Uma investigação conduzida pelo Ministério Público de Minas Gerais (MPMG), com apoio do Grupo de Atuação Especial de Combate ao Crime Organizado (GAECO), está analisando possíveis irregularidades em contratos públicos celebrados pela Prefeitura de Coromandel, no Alto Paranaíba. O caso envolve aproximadamente R$ 4,1 milhões em contratos e tem como foco licitações, contratações por inexigibilidade, aditivos contratuais e possíveis vínculos entre empresas que prestaram serviços ao município.
De acordo com informações divulgadas pelo portal O Fator, a Promotoria de Justiça da Comarca de Coromandel conduz a investigação sob responsabilidade da promotora Renata Rodrigues Macedo Bolzan. Ao todo, a apuração envolve 24 pessoas investigadas e oito empresas privadas.

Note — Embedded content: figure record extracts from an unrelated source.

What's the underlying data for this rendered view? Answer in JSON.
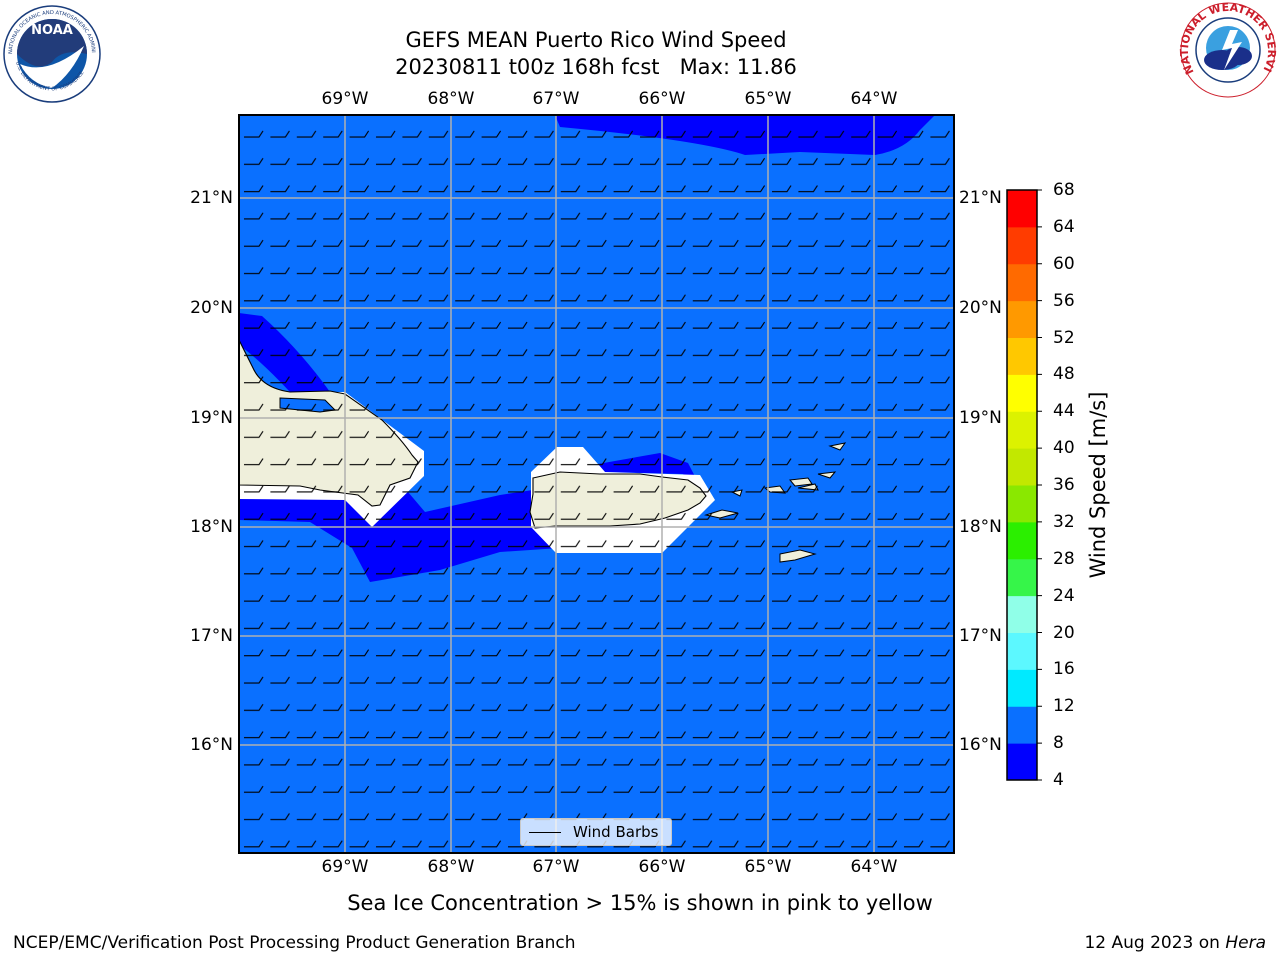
{
  "title": {
    "line1": "GEFS MEAN Puerto Rico Wind Speed",
    "line2": "20230811 t00z 168h fcst   Max: 11.86"
  },
  "map": {
    "region": "Puerto Rico",
    "lon_range": [
      -70.0,
      -63.25
    ],
    "lat_range": [
      15.0,
      21.75
    ],
    "lon_ticks": [
      "69°W",
      "68°W",
      "67°W",
      "66°W",
      "65°W",
      "64°W"
    ],
    "lat_ticks_left": [
      "21°N",
      "20°N",
      "19°N",
      "18°N",
      "17°N",
      "16°N"
    ],
    "lat_ticks_right": [
      "21°N",
      "20°N",
      "19°N",
      "18°N",
      "17°N",
      "16°N"
    ],
    "gridlines": true,
    "legend": {
      "label": "Wind Barbs",
      "placement": "lower-center"
    },
    "colors": {
      "wind_4_8": "#0000ff",
      "wind_8_12": "#0a70ff",
      "land": "#efefdb",
      "gridline": "#b0b0b0"
    }
  },
  "colorbar": {
    "label": "Wind Speed [m/s]",
    "ticks": [
      "68",
      "64",
      "60",
      "56",
      "52",
      "48",
      "44",
      "40",
      "36",
      "32",
      "28",
      "24",
      "20",
      "16",
      "12",
      "8",
      "4"
    ],
    "colors_low_to_high": [
      "#0000ff",
      "#0a70ff",
      "#00eaff",
      "#5cf8ff",
      "#90ffe8",
      "#36f549",
      "#2bef00",
      "#8ae800",
      "#c2e800",
      "#dcf200",
      "#ffff00",
      "#ffc800",
      "#ff9900",
      "#ff6a00",
      "#ff3c00",
      "#ff0000"
    ]
  },
  "caption": "Sea Ice Concentration > 15% is shown in pink to yellow",
  "footer": {
    "left": "NCEP/EMC/Verification Post Processing Product Generation Branch",
    "right_date": "12 Aug 2023 on ",
    "right_host": "Hera"
  },
  "logos": {
    "noaa_text": "NOAA",
    "noaa_ring_top": "NATIONAL OCEANIC AND ATMOSPHERIC ADMINISTRATION",
    "noaa_ring_bottom": "U.S. DEPARTMENT OF COMMERCE",
    "nws_ring": "NATIONAL WEATHER SERVICE"
  }
}
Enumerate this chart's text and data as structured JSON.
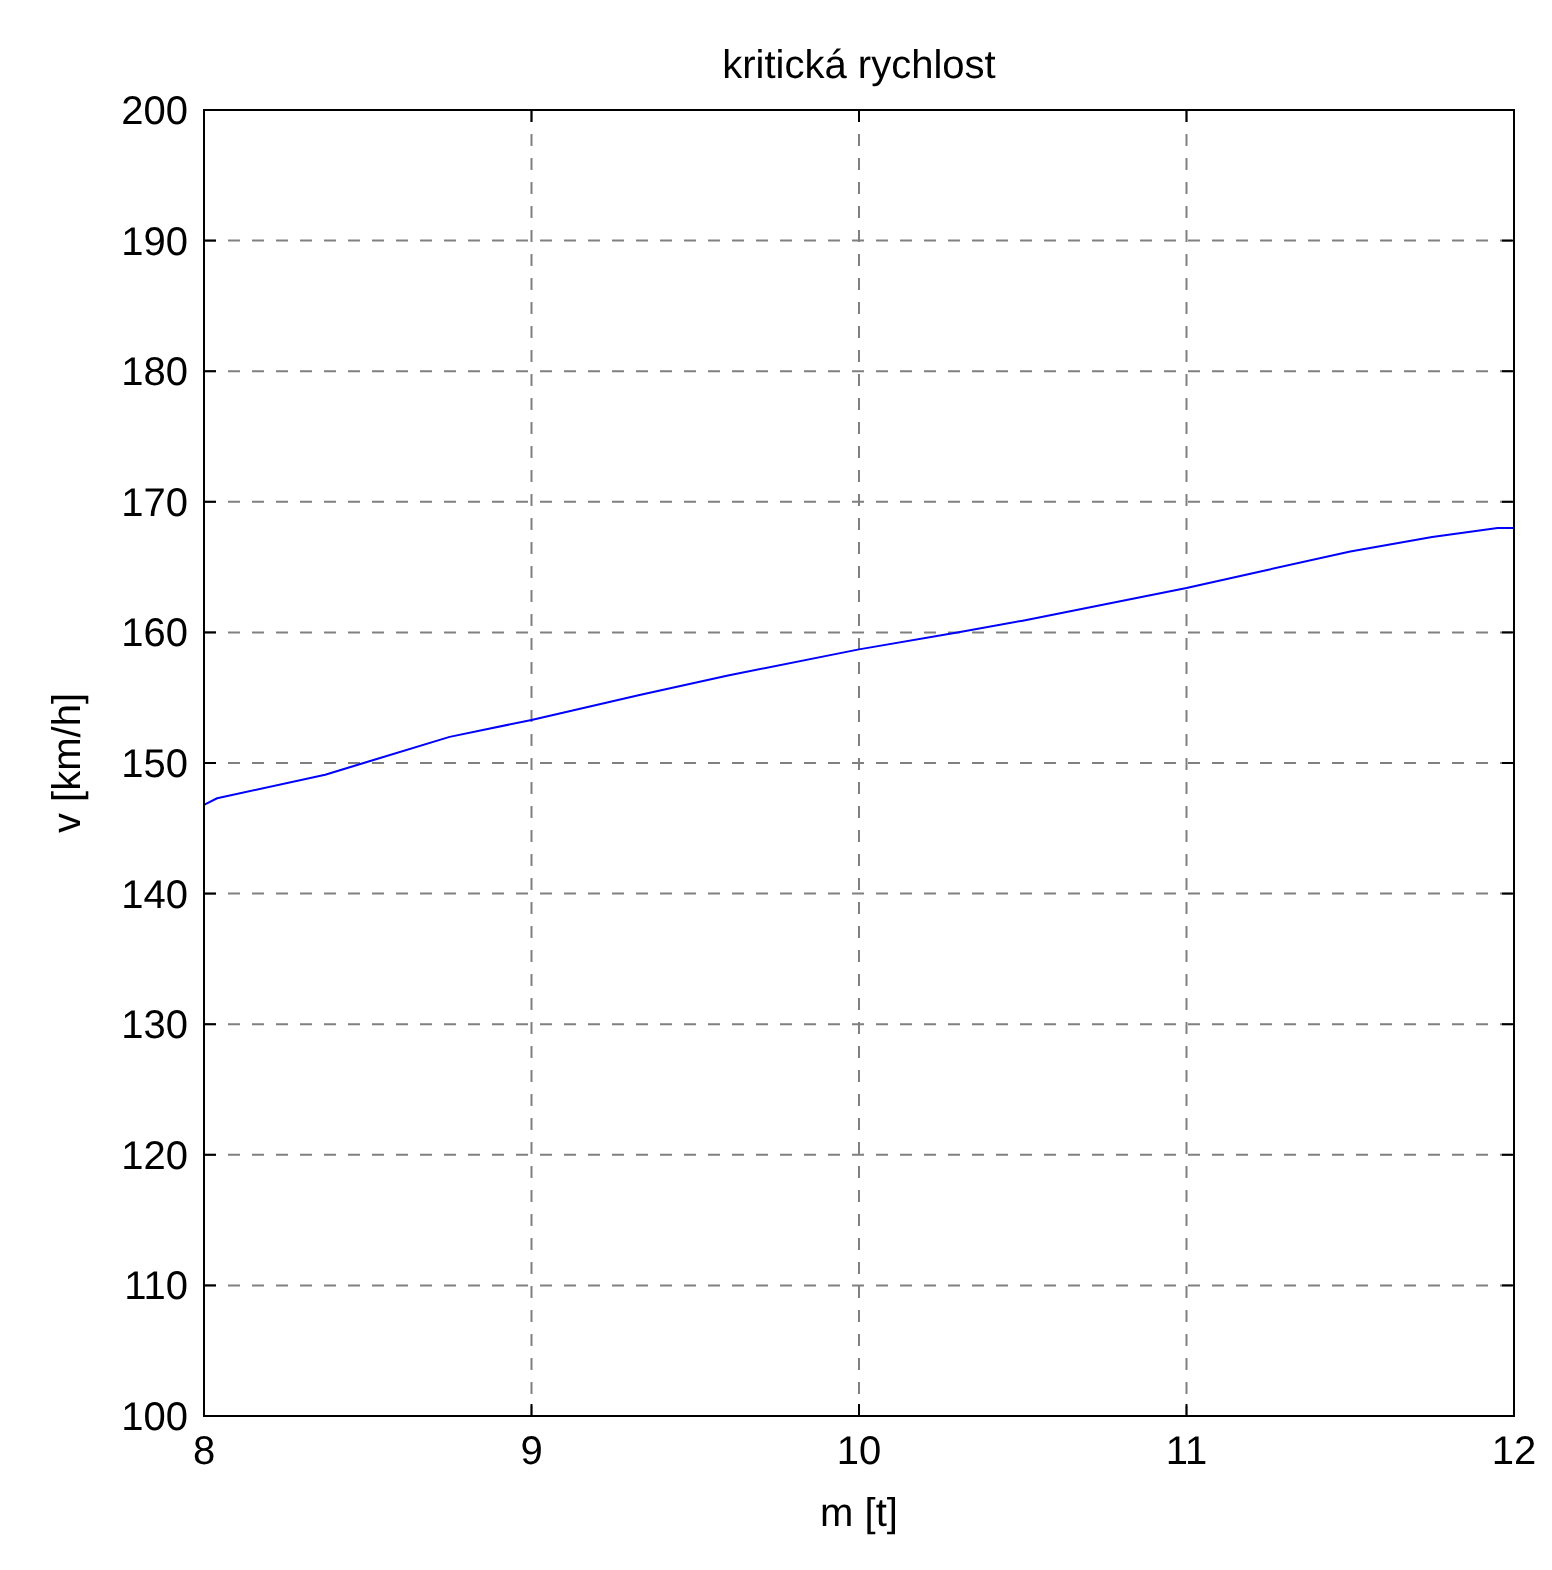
{
  "chart_data": {
    "type": "line",
    "title": "kritická rychlost",
    "xlabel": "m [t]",
    "ylabel": "v [km/h]",
    "xlim": [
      8,
      12
    ],
    "xticks": [
      8,
      9,
      10,
      11,
      12
    ],
    "ylim": [
      100,
      200
    ],
    "yticks": [
      100,
      110,
      120,
      130,
      140,
      150,
      160,
      170,
      180,
      190,
      200
    ],
    "grid": true,
    "series": [
      {
        "color": "#0000ff",
        "x": [
          8,
          8.04,
          8.37,
          8.5,
          8.75,
          9,
          9.33,
          9.6,
          10,
          10.3,
          10.5,
          11,
          11.25,
          11.5,
          11.75,
          11.95,
          12
        ],
        "values": [
          146.8,
          147.3,
          149.1,
          150.1,
          152.0,
          153.3,
          155.2,
          156.7,
          158.7,
          160.0,
          160.9,
          163.4,
          164.8,
          166.2,
          167.3,
          168.0,
          168.0
        ]
      }
    ]
  }
}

Até o momento, não há denúncias criminais recebidas pela Justiça, condenações ou decisões definitivas contra os investigados. O procedimento segue em fase de apuração.
Segundo as informações divulgadas, um dos principais focos da investigação é verificar se houve fraude em processos licitatórios. O Ministério Público busca identificar se existiu concorrência real entre as empresas participantes ou se determinados contratos teriam sido direcionados para favorecer grupos específicos.

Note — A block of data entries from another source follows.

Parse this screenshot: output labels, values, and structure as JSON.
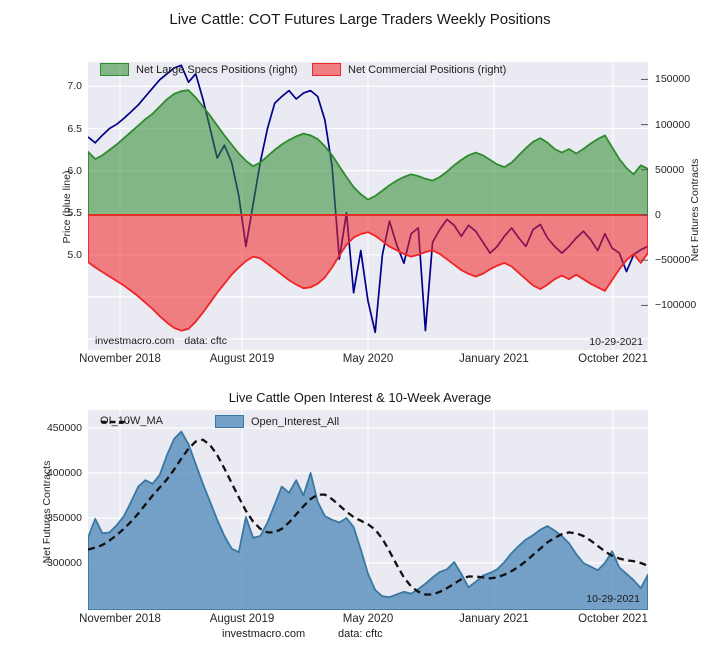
{
  "chart_data": [
    {
      "type": "area",
      "title": "Live Cattle: COT Futures Large Traders Weekly Positions",
      "x_axis": {
        "ticks": [
          "November 2018",
          "August 2019",
          "May 2020",
          "January 2021",
          "October 2021"
        ]
      },
      "left_axis": {
        "label": "Price (blue line)",
        "ticks": [
          7.0,
          6.5,
          6.0,
          5.5,
          5.0
        ],
        "range": [
          3.95,
          7.29
        ]
      },
      "right_axis": {
        "label": "Net Futures Contracts",
        "ticks": [
          150000,
          100000,
          50000,
          0,
          -50000,
          -100000
        ],
        "range": [
          -152000,
          169000
        ]
      },
      "legend": [
        "Net Large Specs Positions (right)",
        "Net Commercial Positions (right)"
      ],
      "annotations": {
        "source": "investmacro.com",
        "data_note": "data: cftc",
        "last_date": "10-29-2021"
      },
      "grid": true,
      "legend_position": "top-left-inside",
      "series": [
        {
          "name": "Price",
          "axis": "left",
          "style": "line",
          "color": "#00008b",
          "values": [
            6.4,
            6.33,
            6.42,
            6.5,
            6.55,
            6.62,
            6.7,
            6.78,
            6.88,
            6.98,
            7.08,
            7.15,
            7.22,
            7.25,
            7.05,
            7.15,
            6.85,
            6.5,
            6.15,
            6.3,
            6.1,
            5.7,
            5.1,
            5.6,
            6.1,
            6.5,
            6.8,
            6.88,
            6.95,
            6.85,
            6.92,
            6.95,
            6.88,
            6.6,
            6.05,
            4.95,
            5.5,
            4.55,
            5.05,
            4.45,
            4.08,
            5.0,
            5.4,
            5.12,
            4.9,
            5.25,
            5.32,
            4.1,
            5.15,
            5.3,
            5.42,
            5.35,
            5.22,
            5.35,
            5.28,
            5.15,
            5.02,
            5.1,
            5.22,
            5.32,
            5.2,
            5.1,
            5.3,
            5.36,
            5.2,
            5.1,
            5.02,
            5.1,
            5.2,
            5.28,
            5.18,
            5.05,
            5.25,
            5.08,
            5.02,
            4.8,
            5.0,
            5.06,
            5.1
          ]
        },
        {
          "name": "Net Large Specs Positions",
          "axis": "right",
          "style": "area",
          "color": "#2e8b2e",
          "values": [
            70000,
            62000,
            66000,
            72000,
            78000,
            85000,
            92000,
            99000,
            106000,
            112000,
            120000,
            128000,
            134000,
            137000,
            138000,
            130000,
            120000,
            110000,
            99000,
            88000,
            78000,
            68000,
            60000,
            54000,
            58000,
            65000,
            72000,
            78000,
            83000,
            87000,
            90000,
            88000,
            84000,
            76000,
            66000,
            54000,
            42000,
            31000,
            23000,
            17000,
            21000,
            27000,
            33000,
            38000,
            42000,
            45000,
            43000,
            40000,
            38000,
            42000,
            48000,
            55000,
            61000,
            66000,
            69000,
            66000,
            61000,
            56000,
            53000,
            58000,
            66000,
            74000,
            81000,
            85000,
            80000,
            73000,
            69000,
            73000,
            68000,
            73000,
            79000,
            84000,
            88000,
            75000,
            62000,
            52000,
            45000,
            55000,
            51000
          ]
        },
        {
          "name": "Net Commercial Positions",
          "axis": "right",
          "style": "area",
          "color": "#f02525",
          "values": [
            -52000,
            -58000,
            -63000,
            -68000,
            -73000,
            -78000,
            -84000,
            -90000,
            -97000,
            -104000,
            -112000,
            -119000,
            -125000,
            -128000,
            -126000,
            -118000,
            -108000,
            -97000,
            -86000,
            -76000,
            -66000,
            -58000,
            -51000,
            -46000,
            -48000,
            -54000,
            -60000,
            -66000,
            -72000,
            -77000,
            -81000,
            -80000,
            -76000,
            -69000,
            -58000,
            -45000,
            -33000,
            -25000,
            -21000,
            -19000,
            -23000,
            -29000,
            -35000,
            -39000,
            -43000,
            -46000,
            -44000,
            -41000,
            -39000,
            -43000,
            -49000,
            -55000,
            -61000,
            -65000,
            -68000,
            -65000,
            -60000,
            -56000,
            -53000,
            -57000,
            -64000,
            -71000,
            -78000,
            -82000,
            -77000,
            -71000,
            -67000,
            -71000,
            -66000,
            -71000,
            -76000,
            -80000,
            -84000,
            -72000,
            -60000,
            -50000,
            -43000,
            -53000,
            -42000
          ]
        }
      ]
    },
    {
      "type": "area",
      "title": "Live Cattle Open Interest & 10-Week Average",
      "x_axis": {
        "ticks": [
          "November 2018",
          "August 2019",
          "May 2020",
          "January 2021",
          "October 2021"
        ]
      },
      "left_axis": {
        "label": "Net Futures Contracts",
        "ticks": [
          450000,
          400000,
          350000,
          300000
        ],
        "range": [
          248000,
          470000
        ]
      },
      "legend": [
        "OI_10W_MA",
        "Open_Interest_All"
      ],
      "annotations": {
        "source": "investmacro.com",
        "data_note": "data: cftc",
        "last_date": "10-29-2021"
      },
      "grid": true,
      "legend_position": "top-left-inside",
      "series": [
        {
          "name": "OI_10W_MA",
          "style": "dashed-line",
          "color": "#111111",
          "values": [
            315000,
            317000,
            320000,
            325000,
            331000,
            338000,
            346000,
            355000,
            365000,
            375000,
            384000,
            393000,
            404000,
            416000,
            427000,
            435000,
            437000,
            431000,
            420000,
            405000,
            389000,
            373000,
            358000,
            346000,
            338000,
            334000,
            334000,
            338000,
            345000,
            354000,
            363000,
            371000,
            376000,
            376000,
            371000,
            364000,
            357000,
            351000,
            347000,
            343000,
            337000,
            327000,
            313000,
            298000,
            284000,
            274000,
            268000,
            265000,
            265000,
            268000,
            272000,
            277000,
            282000,
            285000,
            285000,
            284000,
            283000,
            284000,
            287000,
            291000,
            296000,
            302000,
            309000,
            316000,
            323000,
            328000,
            332000,
            334000,
            333000,
            330000,
            325000,
            319000,
            313000,
            308000,
            305000,
            303000,
            302000,
            300000,
            297000
          ]
        },
        {
          "name": "Open_Interest_All",
          "style": "area",
          "color": "#4682b4",
          "edge_color": "#3878a2",
          "values": [
            328000,
            349000,
            333000,
            334000,
            342000,
            352000,
            368000,
            385000,
            392000,
            388000,
            398000,
            420000,
            438000,
            446000,
            432000,
            410000,
            388000,
            368000,
            348000,
            330000,
            316000,
            312000,
            351000,
            328000,
            330000,
            345000,
            365000,
            385000,
            378000,
            392000,
            375000,
            400000,
            368000,
            352000,
            348000,
            345000,
            350000,
            340000,
            315000,
            288000,
            270000,
            263000,
            262000,
            265000,
            268000,
            266000,
            271000,
            277000,
            284000,
            290000,
            293000,
            301000,
            288000,
            273000,
            279000,
            286000,
            289000,
            293000,
            301000,
            311000,
            319000,
            326000,
            331000,
            337000,
            341000,
            336000,
            330000,
            322000,
            310000,
            300000,
            296000,
            292000,
            300000,
            313000,
            295000,
            288000,
            281000,
            272000,
            287000
          ]
        }
      ]
    }
  ]
}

Entre os pontos analisados estão possíveis empresas ligadas entre si participando dos mesmos certames, eventual simulação de concorrência, exigências restritivas em editais, combinação prévia de resultados e possíveis diferenças entre os valores contratados e os preços praticados no mercado.
Outro eixo importante da investigação envolve contratações realizadas por inexigibilidade de licitação. Esse tipo de contratação é permitido pela legislação apenas quando a competição é considerada inviável, como em casos de fornecedores exclusivos ou profissionais com notória especialização.

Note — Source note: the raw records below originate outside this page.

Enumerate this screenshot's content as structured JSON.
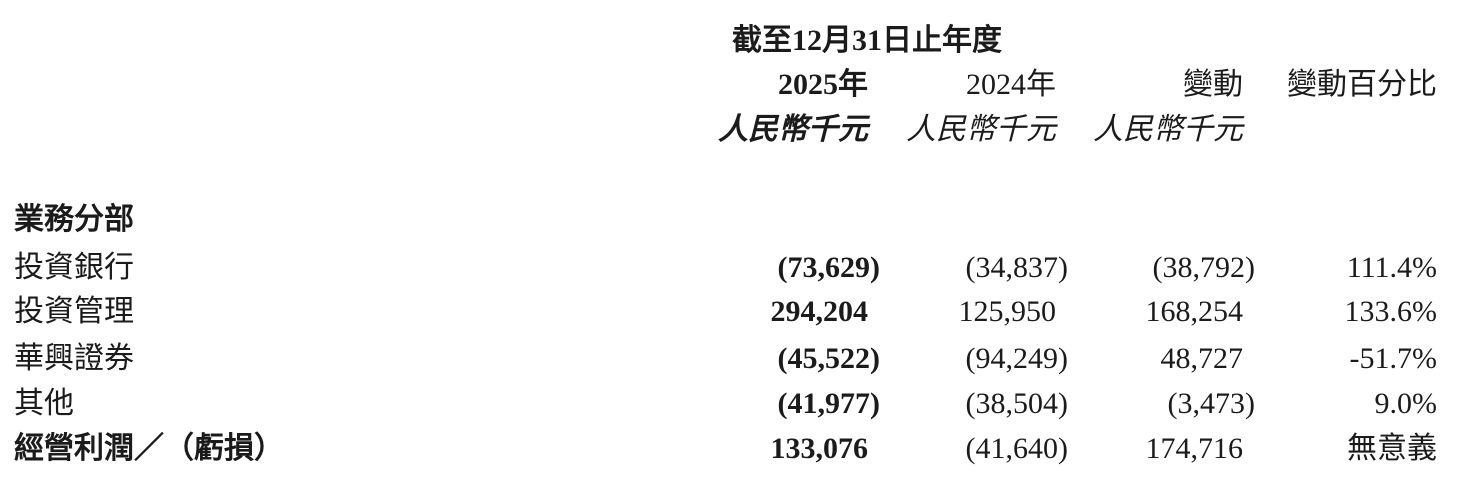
{
  "document": {
    "kind": "annual-report-segment-results-table",
    "colors": {
      "text": "#1b1b1b",
      "background": "#ffffff"
    }
  },
  "header": {
    "period_title": "截至12月31日止年度",
    "col_2025": "2025年",
    "col_2024": "2024年",
    "col_change": "變動",
    "col_change_pct": "變動百分比",
    "unit_2025": "人民幣千元",
    "unit_2024": "人民幣千元",
    "unit_change": "人民幣千元"
  },
  "section": {
    "title": "業務分部"
  },
  "rows": [
    {
      "label": "投資銀行",
      "v2025": "(73,629)",
      "v2024": "(34,837)",
      "change": "(38,792)",
      "change_pct": "111.4%"
    },
    {
      "label": "投資管理",
      "v2025": "294,204",
      "v2024": "125,950",
      "change": "168,254",
      "change_pct": "133.6%"
    },
    {
      "label": "華興證券",
      "v2025": "(45,522)",
      "v2024": "(94,249)",
      "change": "48,727",
      "change_pct": "-51.7%"
    },
    {
      "label": "其他",
      "v2025": "(41,977)",
      "v2024": "(38,504)",
      "change": "(3,473)",
      "change_pct": "9.0%"
    },
    {
      "label": "經營利潤／（虧損）",
      "v2025": "133,076",
      "v2024": "(41,640)",
      "change": "174,716",
      "change_pct": "無意義"
    }
  ]
}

Os investigadores também analisam aditivos contratuais assinados após a celebração dos contratos. O objetivo é verificar se os aumentos de valores ocorreram dentro dos limites legais e se foram devidamente justificados pela administração pública.
Uma das suspeitas mais relevantes apuradas pelo Ministério Público envolve a possível concentração de contratos públicos em um grupo restrito de empresas. Caso seja comprovado que houve restrição à concorrência, os fatos poderão resultar em medidas administrativas, cíveis e criminais.
Os promotores também investigam possíveis relações societárias e operacionais entre empresas contratadas pelo município. Entre os elementos analisados estão sócios em comum, endereços compartilhados, contadores, procuradores, vínculos familiares e outras conexões empresariais que possam indicar atuação conjunta.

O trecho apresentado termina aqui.